The stories of pre-revolutionary Russia are quite remarkable. Saint Petersburg must have been quite a place, indeed, during the days of Russian nobility.
“The Same Old Story” is, but is also nothing but. It is, because it’s a story like so many of the others I’ve been reading lately. Boy moves from village to Saint Petersburg, seeking wealth and love. He then proceeds to make a bit of a fool of himself in the parlor rooms of the wealthy commercent and merchants as he pursues his passions and seeks his fortune. Long discussions far into the night – Saint Petersburg society it appears was lived between 9:00pm and 3:00am. This might make sense in Arabia, where the days are so hot that people save the nighttime for their amorous dalliances and social calls. But Petersburg at 3:00am must have been a hellishly cold place indeed.

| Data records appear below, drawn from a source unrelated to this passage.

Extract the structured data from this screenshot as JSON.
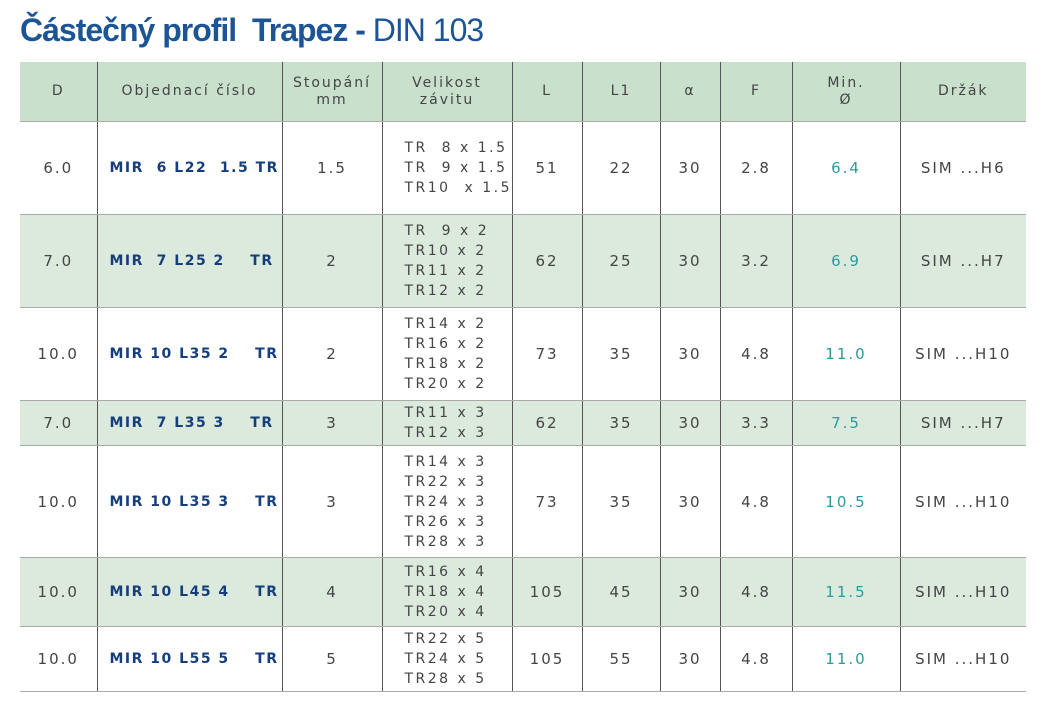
{
  "title": {
    "bold": "Částečný profil  Trapez -",
    "normal": "DIN 103"
  },
  "table": {
    "headers": [
      [
        "D"
      ],
      [
        "Objednací číslo"
      ],
      [
        "Stoupání",
        "mm"
      ],
      [
        "Velikost",
        "závitu"
      ],
      [
        "L"
      ],
      [
        "L1"
      ],
      [
        "α"
      ],
      [
        "F"
      ],
      [
        "Min.",
        "Ø"
      ],
      [
        "Držák"
      ]
    ],
    "rows": [
      [
        "6.0",
        "MIR  6 L22  1.5 TR",
        "1.5",
        [
          "TR  8 x 1.5",
          "TR  9 x 1.5",
          "TR10  x 1.5"
        ],
        "51",
        "22",
        "30",
        "2.8",
        "6.4",
        "SIM ...H6"
      ],
      [
        "7.0",
        "MIR  7 L25 2    TR",
        "2",
        [
          "TR  9 x 2",
          "TR10 x 2",
          "TR11 x 2",
          "TR12 x 2"
        ],
        "62",
        "25",
        "30",
        "3.2",
        "6.9",
        "SIM ...H7"
      ],
      [
        "10.0",
        "MIR 10 L35 2    TR",
        "2",
        [
          "TR14 x 2",
          "TR16 x 2",
          "TR18 x 2",
          "TR20 x 2"
        ],
        "73",
        "35",
        "30",
        "4.8",
        "11.0",
        "SIM ...H10"
      ],
      [
        "7.0",
        "MIR  7 L35 3    TR",
        "3",
        [
          "TR11 x 3",
          "TR12 x 3"
        ],
        "62",
        "35",
        "30",
        "3.3",
        "7.5",
        "SIM ...H7"
      ],
      [
        "10.0",
        "MIR 10 L35 3    TR",
        "3",
        [
          "TR14 x 3",
          "TR22 x 3",
          "TR24 x 3",
          "TR26 x 3",
          "TR28 x 3"
        ],
        "73",
        "35",
        "30",
        "4.8",
        "10.5",
        "SIM ...H10"
      ],
      [
        "10.0",
        "MIR 10 L45 4    TR",
        "4",
        [
          "TR16 x 4",
          "TR18 x 4",
          "TR20 x 4"
        ],
        "105",
        "45",
        "30",
        "4.8",
        "11.5",
        "SIM ...H10"
      ],
      [
        "10.0",
        "MIR 10 L55 5    TR",
        "5",
        [
          "TR22 x 5",
          "TR24 x 5",
          "TR28 x 5"
        ],
        "105",
        "55",
        "30",
        "4.8",
        "11.0",
        "SIM ...H10"
      ]
    ]
  }
}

From one parlor to another – drinking wine (rarely vodka) and talking about business and Paris and, of course, love. Then moving to another parlor; another host anxious to please, to be surrounded by the finest people of that great old city; writers and painters and industrialists. A girl comes in, quietly, to show herself to the crowd. She is in search of a matching that fits with her position and which will guarantee her future (and that of her family) in a land which is also predatory. She flirts, her eyes lighting upon the right man. Up and coming, with a trust – why is it all people back then had permanent incomes from trusts? – and then slipping away, to await the time-worn dance of courtship.

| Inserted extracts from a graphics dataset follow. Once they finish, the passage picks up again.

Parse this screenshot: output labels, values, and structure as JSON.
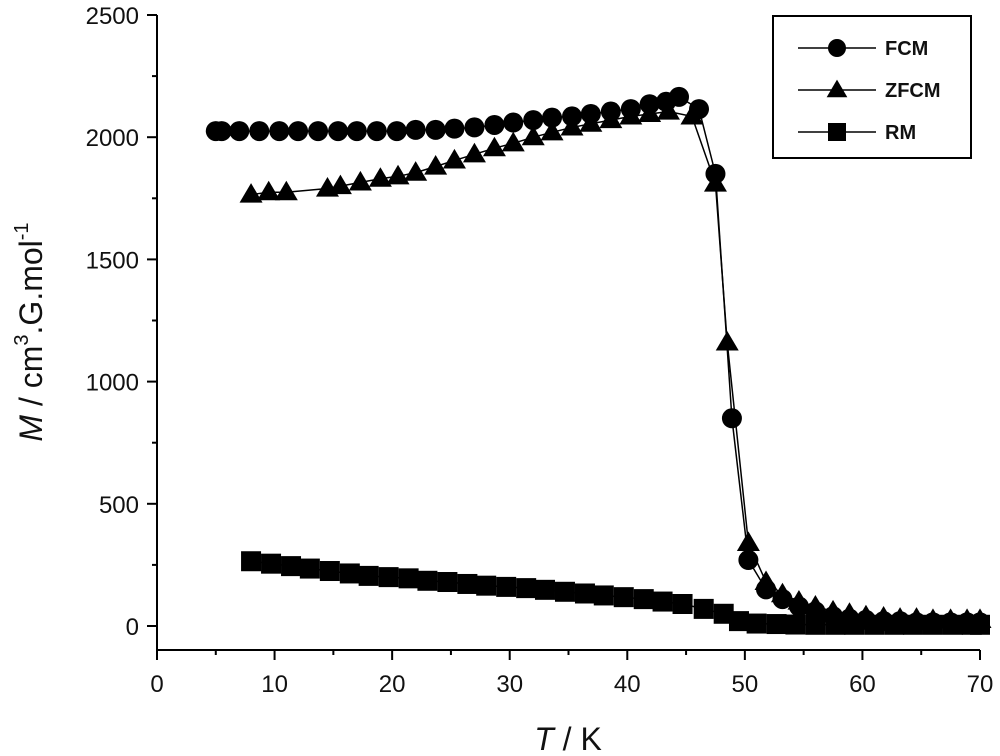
{
  "chart_data": {
    "type": "scatter",
    "title": "",
    "xlabel_var": "T",
    "xlabel_unit": " / K",
    "ylabel_var": "M",
    "ylabel_unit": " / cm",
    "ylabel_sup1": "3",
    "ylabel_mid": ".G.mol",
    "ylabel_sup2": "-1",
    "xlim": [
      0,
      70
    ],
    "ylim": [
      -100,
      2500
    ],
    "xticks": [
      0,
      10,
      20,
      30,
      40,
      50,
      60,
      70
    ],
    "yticks": [
      0,
      500,
      1000,
      1500,
      2000,
      2500
    ],
    "grid": false,
    "legend_placement": "top-right",
    "series": [
      {
        "name": "FCM",
        "marker": "circle",
        "x": [
          5,
          5.5,
          7,
          8.7,
          10.4,
          12,
          13.7,
          15.4,
          17,
          18.7,
          20.4,
          22,
          23.7,
          25.3,
          27,
          28.7,
          30.3,
          32,
          33.6,
          35.3,
          36.9,
          38.6,
          40.3,
          41.9,
          43.3,
          44.4,
          46.1,
          47.5,
          48.9,
          50.3,
          51.8,
          53.2,
          54.6,
          56,
          57.5,
          58.9,
          60.3,
          61.8,
          63.2,
          64.6,
          66,
          67.5,
          68.9,
          70
        ],
        "y": [
          2025,
          2025,
          2025,
          2025,
          2025,
          2025,
          2025,
          2025,
          2025,
          2025,
          2025,
          2030,
          2030,
          2035,
          2040,
          2050,
          2060,
          2070,
          2080,
          2085,
          2095,
          2105,
          2115,
          2135,
          2145,
          2165,
          2115,
          1850,
          850,
          270,
          150,
          110,
          80,
          60,
          40,
          30,
          25,
          20,
          20,
          15,
          15,
          15,
          15,
          15
        ]
      },
      {
        "name": "ZFCM",
        "marker": "triangle",
        "x": [
          8,
          9.5,
          11,
          14.5,
          15.6,
          17.3,
          19,
          20.5,
          22,
          23.7,
          25.3,
          27,
          28.7,
          30.3,
          32,
          33.6,
          35.3,
          36.9,
          38.6,
          40.3,
          41.9,
          43.5,
          45.5,
          47.5,
          48.5,
          50.3,
          51.8,
          53.2,
          54.6,
          56,
          57.5,
          58.9,
          60.3,
          61.8,
          63.2,
          64.6,
          66,
          67.5,
          68.9,
          70
        ],
        "y": [
          1765,
          1775,
          1775,
          1790,
          1800,
          1815,
          1830,
          1840,
          1855,
          1880,
          1905,
          1930,
          1955,
          1975,
          2000,
          2020,
          2040,
          2055,
          2070,
          2085,
          2095,
          2105,
          2085,
          1810,
          1160,
          340,
          180,
          130,
          100,
          80,
          60,
          50,
          40,
          35,
          30,
          30,
          25,
          25,
          25,
          25
        ]
      },
      {
        "name": "RM",
        "marker": "square",
        "x": [
          8,
          9.7,
          11.4,
          13,
          14.7,
          16.4,
          18,
          19.7,
          21.4,
          23,
          24.7,
          26.4,
          28,
          29.7,
          31.4,
          33,
          34.7,
          36.4,
          38,
          39.7,
          41.4,
          43,
          44.7,
          46.5,
          48.2,
          49.5,
          51,
          52.7,
          54.3,
          56,
          57.7,
          59.3,
          61,
          62.7,
          64.3,
          66,
          67.7,
          69.3,
          70
        ],
        "y": [
          265,
          255,
          245,
          235,
          225,
          215,
          205,
          200,
          195,
          185,
          180,
          172,
          165,
          160,
          155,
          148,
          140,
          133,
          125,
          118,
          110,
          100,
          90,
          70,
          50,
          20,
          10,
          8,
          6,
          5,
          5,
          5,
          5,
          5,
          5,
          5,
          5,
          5,
          5
        ]
      }
    ]
  }
}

Letters, anxious and desperate. Uncomfortable supervised discussions in the libraries, sipping tea and speaking of French literature or Italian theater. Chaperoned walks through the gardens under the watchful eyes of the dowagers anxious to not have their precious flower spoiled. In between, angst ridden work, waiting, wondering.

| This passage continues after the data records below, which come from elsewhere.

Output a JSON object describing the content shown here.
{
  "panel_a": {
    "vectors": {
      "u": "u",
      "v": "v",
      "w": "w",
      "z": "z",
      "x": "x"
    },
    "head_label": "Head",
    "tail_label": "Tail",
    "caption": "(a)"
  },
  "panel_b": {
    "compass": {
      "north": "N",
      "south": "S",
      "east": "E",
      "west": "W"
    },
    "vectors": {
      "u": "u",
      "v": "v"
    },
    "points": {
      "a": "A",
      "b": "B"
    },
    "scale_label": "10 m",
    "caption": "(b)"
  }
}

Then it happens – rejection, betrayal. A better matching has come along. Despair, misery.
It is Tolstoy, Dostoevsky, Chernyshevsky – its Goncharov. I keep reading these extraordinary novelists trying to understand what happened. Which brings me to another question. What are the peasants doing while the snowflakes flit from party to party fighting with their hosts for the hand of a girl, a bigger dowry or a cushier job? The answer to these questions are found in soviet literature (from both sides of the issue, Fyodor Vasilievich Gladkov, Aleksandr Solzhenitsyn, Ayn Rand – books full of spit and fight and suffering); just like the answers to the aristocratic governance model were found in the revolution.
At any rate, though Ivan Goncharov thought his novel was “The Same Old Story”, for those of us who have come after – 150 years after – it is nothing but. I highly recommend this amazing Russian classic.